Produksi Gabah dan Harga Gabah Petani
Berdasarkan data dari Badan Pusat Statistik (BPS), produksi beras Indonesia mengalami peningkatan pada tahun 2020 dibandingkan dengan tahun sebelumnya. Produksi beras nasional pada 2020 tercatat meningkat sebesar 31,33% dibandingkan 2019, dengan total luas panen mencapai 10,66 juta hektare. Provinsi Jawa Timur tercatat sebagai sentra terbesar produksi beras.
Harga gabah kering giling (GKG) di tingkat petani juga mengalami kenaikan harga sebesar Rp 5.320 per kilogram, yang menunjukkan adanya peningkatan dalam pendapatan petani. “Ke depan, pergerakan harga gabah kering panen diperkirakan masih akan meningkat,” tambah Riyono.
Pada 2022, produksi beras Indonesia mencapai 54,75 juta ton GKG, yang setara dengan 31,54 juta ton beras. Meski mengalami sedikit penurunan pada 2023 menjadi 31,10 juta ton beras, produksi beras nasional masih cukup mencukupi kebutuhan dalam negeri.
Namun, pada 2024, diperkirakan produksi beras Indonesia akan mengalami penurunan menjadi 30,34 juta ton beras, turun sekitar 1,32 juta ton dibandingkan dengan tahun sebelumnya. Hal ini disebabkan oleh turunnya luas lahan produktif, meskipun penurunan ini masih dalam batas toleransi yang bisa diatasi.

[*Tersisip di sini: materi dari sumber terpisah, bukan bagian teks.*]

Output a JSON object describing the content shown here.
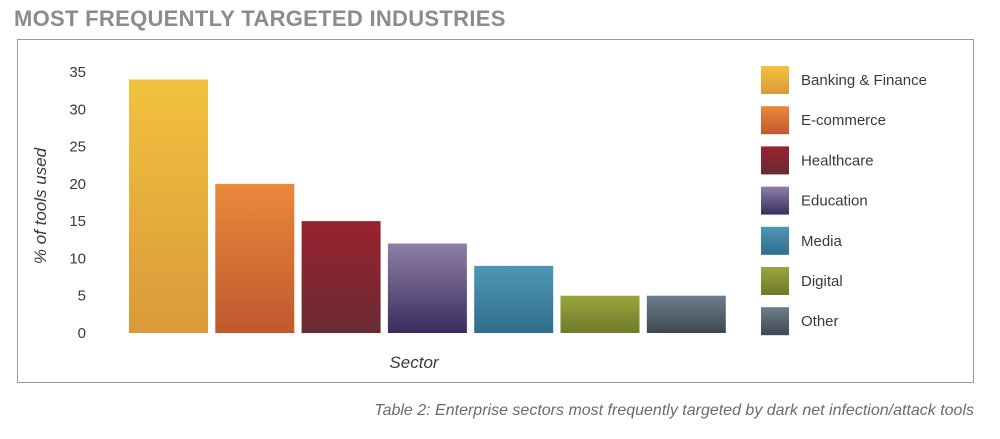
{
  "page": {
    "title": "MOST FREQUENTLY TARGETED INDUSTRIES",
    "caption": "Table 2: Enterprise sectors most frequently targeted by dark net infection/attack tools"
  },
  "chart_data": {
    "type": "bar",
    "categories": [
      "Banking & Finance",
      "E-commerce",
      "Healthcare",
      "Education",
      "Media",
      "Digital",
      "Other"
    ],
    "values": [
      34,
      20,
      15,
      12,
      9,
      5,
      5
    ],
    "xlabel": "Sector",
    "ylabel": "% of tools used",
    "ylim": [
      0,
      35
    ],
    "yticks": [
      0,
      5,
      10,
      15,
      20,
      25,
      30,
      35
    ],
    "grid": false,
    "legend_position": "right",
    "colors": [
      {
        "top": "#f2c23e",
        "bottom": "#d9993a"
      },
      {
        "top": "#e9893a",
        "bottom": "#c0582e"
      },
      {
        "top": "#9a2230",
        "bottom": "#6a2a33"
      },
      {
        "top": "#8e7fa6",
        "bottom": "#3a2d5e"
      },
      {
        "top": "#4f97b6",
        "bottom": "#2f6d8c"
      },
      {
        "top": "#9aa53a",
        "bottom": "#6f7a2a"
      },
      {
        "top": "#6e7e8c",
        "bottom": "#3d4852"
      }
    ]
  }
}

Proyeksi Produksi Beras 2024: Peningkatan pada Agustus dan September
Menurut Kepala Badan Pangan Nasional, Arief PA, berdasarkan data Kerangka Sampel Area (KSA) BPS, proyeksi produksi beras Indonesia pada semester kedua 2024 menunjukkan tanda-tanda peningkatan. Diperkirakan, pada bulan Juni 2024, produksi beras mencapai 2,06 juta ton, dan meningkat menjadi 2,18 juta ton pada bulan Juli.
Peningkatan signifikan terjadi pada bulan Agustus dan September, di mana produksi beras diperkirakan mencapai 2,66 juta ton dan 2,96 juta ton, melebihi kebutuhan konsumsi beras bulanan nasional yang berkisar di angka 2,55 juta ton.

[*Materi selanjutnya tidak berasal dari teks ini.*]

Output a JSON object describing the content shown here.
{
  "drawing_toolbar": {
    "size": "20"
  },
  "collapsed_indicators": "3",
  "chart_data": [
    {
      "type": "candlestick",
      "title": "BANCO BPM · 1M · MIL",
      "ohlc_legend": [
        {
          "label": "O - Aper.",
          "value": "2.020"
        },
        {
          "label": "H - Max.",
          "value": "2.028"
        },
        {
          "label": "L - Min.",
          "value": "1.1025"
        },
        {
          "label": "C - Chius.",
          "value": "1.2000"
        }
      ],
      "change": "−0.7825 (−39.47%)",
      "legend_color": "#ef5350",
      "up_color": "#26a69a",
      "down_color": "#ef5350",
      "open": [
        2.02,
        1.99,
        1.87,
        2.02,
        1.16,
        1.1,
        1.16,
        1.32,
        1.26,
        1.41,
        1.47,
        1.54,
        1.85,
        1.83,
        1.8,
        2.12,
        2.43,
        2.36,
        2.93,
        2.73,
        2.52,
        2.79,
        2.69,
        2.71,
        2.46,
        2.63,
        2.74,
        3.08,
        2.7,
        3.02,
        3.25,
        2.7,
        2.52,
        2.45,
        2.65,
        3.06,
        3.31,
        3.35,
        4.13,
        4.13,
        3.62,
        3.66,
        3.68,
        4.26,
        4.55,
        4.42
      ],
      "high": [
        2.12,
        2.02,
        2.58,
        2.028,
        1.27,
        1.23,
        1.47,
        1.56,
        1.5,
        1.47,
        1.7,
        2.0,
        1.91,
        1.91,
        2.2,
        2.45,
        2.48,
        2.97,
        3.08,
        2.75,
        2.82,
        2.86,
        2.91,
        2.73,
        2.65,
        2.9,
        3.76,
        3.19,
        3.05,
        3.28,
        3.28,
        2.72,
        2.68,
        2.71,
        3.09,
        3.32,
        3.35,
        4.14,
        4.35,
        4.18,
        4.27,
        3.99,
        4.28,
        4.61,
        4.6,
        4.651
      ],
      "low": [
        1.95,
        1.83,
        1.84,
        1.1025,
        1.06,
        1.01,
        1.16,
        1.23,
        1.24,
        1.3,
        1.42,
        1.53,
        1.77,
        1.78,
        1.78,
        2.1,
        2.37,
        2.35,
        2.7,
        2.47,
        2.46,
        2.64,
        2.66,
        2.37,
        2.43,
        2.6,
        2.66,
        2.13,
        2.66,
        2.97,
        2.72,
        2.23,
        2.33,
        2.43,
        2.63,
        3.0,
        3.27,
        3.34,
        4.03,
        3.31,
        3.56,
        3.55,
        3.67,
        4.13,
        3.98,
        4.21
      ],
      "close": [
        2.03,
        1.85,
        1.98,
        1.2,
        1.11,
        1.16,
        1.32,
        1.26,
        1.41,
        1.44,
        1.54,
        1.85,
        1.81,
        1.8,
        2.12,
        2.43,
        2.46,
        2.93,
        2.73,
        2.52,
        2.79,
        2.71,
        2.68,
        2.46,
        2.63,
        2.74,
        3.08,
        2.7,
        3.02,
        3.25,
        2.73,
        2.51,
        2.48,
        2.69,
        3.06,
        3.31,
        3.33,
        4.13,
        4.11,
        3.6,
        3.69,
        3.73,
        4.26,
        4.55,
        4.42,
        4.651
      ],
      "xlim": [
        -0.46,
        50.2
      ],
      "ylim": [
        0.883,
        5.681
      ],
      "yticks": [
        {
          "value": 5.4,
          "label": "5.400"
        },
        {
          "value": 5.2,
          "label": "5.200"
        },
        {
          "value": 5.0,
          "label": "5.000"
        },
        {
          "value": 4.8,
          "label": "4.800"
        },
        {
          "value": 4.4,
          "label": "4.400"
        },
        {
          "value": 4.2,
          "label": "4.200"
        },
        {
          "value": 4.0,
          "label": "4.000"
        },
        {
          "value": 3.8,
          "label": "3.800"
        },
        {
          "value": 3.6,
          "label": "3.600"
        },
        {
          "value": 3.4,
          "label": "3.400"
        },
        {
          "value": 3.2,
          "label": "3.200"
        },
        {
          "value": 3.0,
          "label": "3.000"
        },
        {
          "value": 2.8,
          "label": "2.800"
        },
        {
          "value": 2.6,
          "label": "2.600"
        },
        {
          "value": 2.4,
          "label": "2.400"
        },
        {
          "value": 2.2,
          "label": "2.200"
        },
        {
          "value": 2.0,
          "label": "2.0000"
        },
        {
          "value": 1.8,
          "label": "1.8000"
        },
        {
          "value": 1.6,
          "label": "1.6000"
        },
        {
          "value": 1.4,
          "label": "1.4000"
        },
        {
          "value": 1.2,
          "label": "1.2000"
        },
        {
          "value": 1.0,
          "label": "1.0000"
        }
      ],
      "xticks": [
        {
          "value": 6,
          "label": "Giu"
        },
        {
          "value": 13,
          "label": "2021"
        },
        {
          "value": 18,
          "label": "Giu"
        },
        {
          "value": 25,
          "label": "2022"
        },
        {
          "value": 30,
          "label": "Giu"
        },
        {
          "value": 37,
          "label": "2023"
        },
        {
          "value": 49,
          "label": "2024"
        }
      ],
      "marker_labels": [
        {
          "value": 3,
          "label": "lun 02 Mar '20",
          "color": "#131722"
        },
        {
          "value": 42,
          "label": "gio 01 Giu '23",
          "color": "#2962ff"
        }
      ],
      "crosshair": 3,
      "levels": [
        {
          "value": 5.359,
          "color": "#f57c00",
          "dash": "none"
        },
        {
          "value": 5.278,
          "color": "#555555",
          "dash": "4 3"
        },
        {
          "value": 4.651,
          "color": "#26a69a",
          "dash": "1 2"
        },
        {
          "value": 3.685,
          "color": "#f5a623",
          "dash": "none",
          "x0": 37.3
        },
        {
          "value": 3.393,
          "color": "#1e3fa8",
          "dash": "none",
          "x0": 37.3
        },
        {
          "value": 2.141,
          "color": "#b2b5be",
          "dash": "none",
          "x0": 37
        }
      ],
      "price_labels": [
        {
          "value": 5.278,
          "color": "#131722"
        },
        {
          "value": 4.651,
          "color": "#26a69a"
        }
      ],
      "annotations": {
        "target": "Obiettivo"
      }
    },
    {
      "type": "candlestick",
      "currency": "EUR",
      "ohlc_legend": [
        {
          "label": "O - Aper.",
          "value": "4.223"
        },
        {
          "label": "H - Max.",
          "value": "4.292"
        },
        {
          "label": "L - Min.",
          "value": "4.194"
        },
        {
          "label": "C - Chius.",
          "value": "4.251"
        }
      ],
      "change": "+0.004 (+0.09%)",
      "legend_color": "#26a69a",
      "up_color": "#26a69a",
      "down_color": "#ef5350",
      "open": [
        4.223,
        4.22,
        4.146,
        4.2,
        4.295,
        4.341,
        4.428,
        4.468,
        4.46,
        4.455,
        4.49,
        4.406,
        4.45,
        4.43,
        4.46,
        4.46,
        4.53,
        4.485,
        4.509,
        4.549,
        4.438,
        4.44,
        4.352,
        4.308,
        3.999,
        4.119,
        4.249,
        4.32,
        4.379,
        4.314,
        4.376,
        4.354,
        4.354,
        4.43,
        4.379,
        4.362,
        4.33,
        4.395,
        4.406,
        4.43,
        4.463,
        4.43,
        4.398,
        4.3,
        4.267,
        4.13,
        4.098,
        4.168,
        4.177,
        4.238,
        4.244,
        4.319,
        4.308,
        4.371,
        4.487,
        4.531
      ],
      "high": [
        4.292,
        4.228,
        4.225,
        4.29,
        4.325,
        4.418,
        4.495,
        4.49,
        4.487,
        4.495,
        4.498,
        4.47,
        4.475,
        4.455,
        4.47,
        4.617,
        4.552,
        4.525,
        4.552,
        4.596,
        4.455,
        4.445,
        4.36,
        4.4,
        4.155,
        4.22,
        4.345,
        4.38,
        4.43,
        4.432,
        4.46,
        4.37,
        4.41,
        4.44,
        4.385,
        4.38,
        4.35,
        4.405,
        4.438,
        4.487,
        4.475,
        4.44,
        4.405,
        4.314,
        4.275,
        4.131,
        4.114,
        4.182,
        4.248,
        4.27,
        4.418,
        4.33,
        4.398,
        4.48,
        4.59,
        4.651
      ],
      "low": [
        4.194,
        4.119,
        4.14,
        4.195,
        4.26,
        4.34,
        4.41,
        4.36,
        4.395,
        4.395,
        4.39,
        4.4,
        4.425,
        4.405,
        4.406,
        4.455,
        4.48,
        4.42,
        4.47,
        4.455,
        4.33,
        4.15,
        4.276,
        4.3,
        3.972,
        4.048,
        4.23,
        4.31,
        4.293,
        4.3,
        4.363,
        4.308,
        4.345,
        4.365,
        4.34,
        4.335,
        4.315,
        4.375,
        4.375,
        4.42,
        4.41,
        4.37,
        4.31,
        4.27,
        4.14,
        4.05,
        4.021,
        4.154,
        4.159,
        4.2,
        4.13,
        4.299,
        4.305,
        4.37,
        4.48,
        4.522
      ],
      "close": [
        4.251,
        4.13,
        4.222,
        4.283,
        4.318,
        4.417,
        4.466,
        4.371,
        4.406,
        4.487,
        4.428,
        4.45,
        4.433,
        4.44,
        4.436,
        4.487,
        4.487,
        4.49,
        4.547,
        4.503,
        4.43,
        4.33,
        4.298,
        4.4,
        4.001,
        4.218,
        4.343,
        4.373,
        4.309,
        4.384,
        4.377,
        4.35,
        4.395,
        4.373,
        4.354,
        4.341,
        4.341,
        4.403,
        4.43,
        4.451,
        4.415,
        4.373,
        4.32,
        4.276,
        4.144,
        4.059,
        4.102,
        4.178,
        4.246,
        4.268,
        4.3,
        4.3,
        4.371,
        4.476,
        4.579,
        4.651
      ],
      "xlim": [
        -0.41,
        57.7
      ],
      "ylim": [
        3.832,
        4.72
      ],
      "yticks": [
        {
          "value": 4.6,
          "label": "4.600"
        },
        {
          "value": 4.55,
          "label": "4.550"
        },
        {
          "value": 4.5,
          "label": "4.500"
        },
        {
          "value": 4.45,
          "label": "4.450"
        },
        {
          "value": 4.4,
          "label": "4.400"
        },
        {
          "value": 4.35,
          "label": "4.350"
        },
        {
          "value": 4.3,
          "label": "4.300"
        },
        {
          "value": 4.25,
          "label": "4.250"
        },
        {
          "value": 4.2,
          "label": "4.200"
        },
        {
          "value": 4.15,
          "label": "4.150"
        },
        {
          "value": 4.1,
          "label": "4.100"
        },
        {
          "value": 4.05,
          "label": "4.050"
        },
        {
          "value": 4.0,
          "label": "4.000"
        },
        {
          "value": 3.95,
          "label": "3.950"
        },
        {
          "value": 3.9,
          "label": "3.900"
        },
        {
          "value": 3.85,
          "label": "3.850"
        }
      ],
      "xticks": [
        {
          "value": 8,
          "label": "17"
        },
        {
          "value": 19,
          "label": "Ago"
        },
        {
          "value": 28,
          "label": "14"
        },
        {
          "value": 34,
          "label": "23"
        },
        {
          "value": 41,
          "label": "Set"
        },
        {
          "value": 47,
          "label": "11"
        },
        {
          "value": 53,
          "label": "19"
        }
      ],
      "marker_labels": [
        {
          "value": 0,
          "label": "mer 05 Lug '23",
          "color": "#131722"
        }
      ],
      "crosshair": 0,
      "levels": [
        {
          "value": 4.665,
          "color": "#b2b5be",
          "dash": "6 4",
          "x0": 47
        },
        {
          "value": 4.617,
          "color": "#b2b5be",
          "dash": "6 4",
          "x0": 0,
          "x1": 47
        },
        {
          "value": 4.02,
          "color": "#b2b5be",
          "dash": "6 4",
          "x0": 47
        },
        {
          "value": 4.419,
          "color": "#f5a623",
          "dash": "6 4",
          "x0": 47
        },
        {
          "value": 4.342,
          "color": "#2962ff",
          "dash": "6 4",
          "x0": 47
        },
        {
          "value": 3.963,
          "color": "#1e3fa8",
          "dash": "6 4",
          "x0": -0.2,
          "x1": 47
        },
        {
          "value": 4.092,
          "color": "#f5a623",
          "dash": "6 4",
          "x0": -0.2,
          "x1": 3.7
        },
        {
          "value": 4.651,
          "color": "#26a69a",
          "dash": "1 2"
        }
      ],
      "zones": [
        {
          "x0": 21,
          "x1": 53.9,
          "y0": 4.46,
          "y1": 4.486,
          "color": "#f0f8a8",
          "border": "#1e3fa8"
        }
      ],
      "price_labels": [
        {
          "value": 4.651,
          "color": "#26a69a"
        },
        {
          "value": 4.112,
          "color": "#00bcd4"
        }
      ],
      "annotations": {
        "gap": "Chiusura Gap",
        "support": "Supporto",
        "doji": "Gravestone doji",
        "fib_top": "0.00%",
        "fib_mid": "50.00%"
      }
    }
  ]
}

Serap Gabah Petani Sebelum Memutuskan Impor Beras
Riyono mengingatkan bahwa sebelum Kementerian Perdagangan memutuskan untuk mengimpor 1 juta ton beras, langkah pertama yang harus dilakukan adalah memastikan bahwa penyerapan gabah petani berjalan dengan maksimal. “Jika kita berbicara soal impor, mari cek dulu bagaimana realisasi penugasan Bulog untuk menyerap 600.000 ton gabah petani. Jika target ini belum tercapai, maka prioritas utama adalah mengoptimalkan serapan gabah petani lokal,” tegas Riyono.
Optimalkan Produksi Beras Dalam Negeri
Menurut Riyono, walaupun ada penurunan produksi beras, pemerintah masih bisa mengatasi kekurangan melalui upaya optimalisasi produksi dalam negeri. Pemerintah juga perlu memastikan agar keluaran hk dan harga gabah tetap stabil, dan bahwa kebijakan impor hanya akan diambil jika penyerapan dalam negeri sudah maksimal.

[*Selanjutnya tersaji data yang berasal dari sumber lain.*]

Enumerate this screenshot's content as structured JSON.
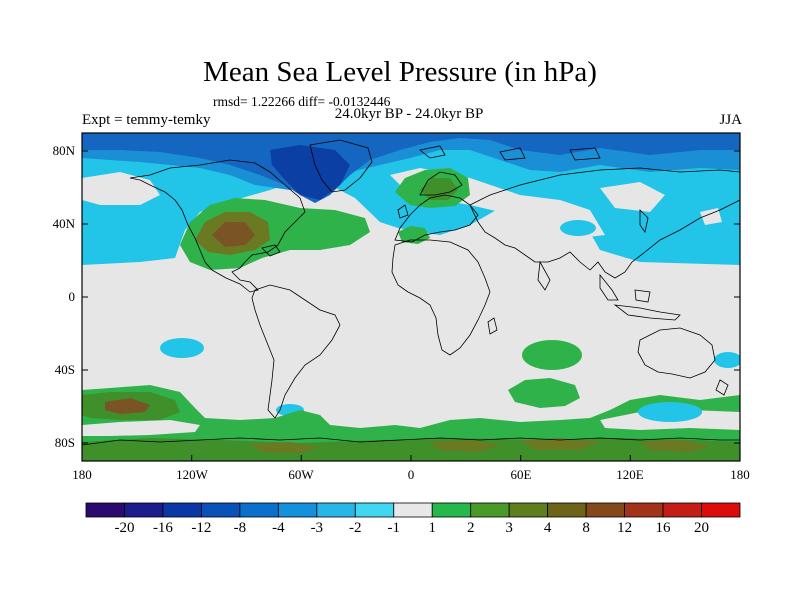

“Sebelum mengimpor beras dari luar negeri, kita harus mengutamakan beras dari petani Indonesia. Jangan sampai kita mengimpor beras asing sementara gabah petani lokal belum sepenuhnya diserap,” ujar Riyono menutup pernyataannya.
Kesimpulan
Meskipun Indonesia menghadapi penurunan produksi beras pada 2024, langkah impor beras sebesar 1 juta ton dari luar negeri harus dihitung dengan cermat. DPR mengingatkan bahwa kebijakan impor harus diprioritaskan setelah penyerapan gabah petani lokal berjalan maksimal. Oleh karena itu, Kementerian Perdagangan perlu memprioritaskan penyerapan gabah petani dan mengoptimalkan produksi dalam negeri sebelum memutuskan untuk melakukan impor beras.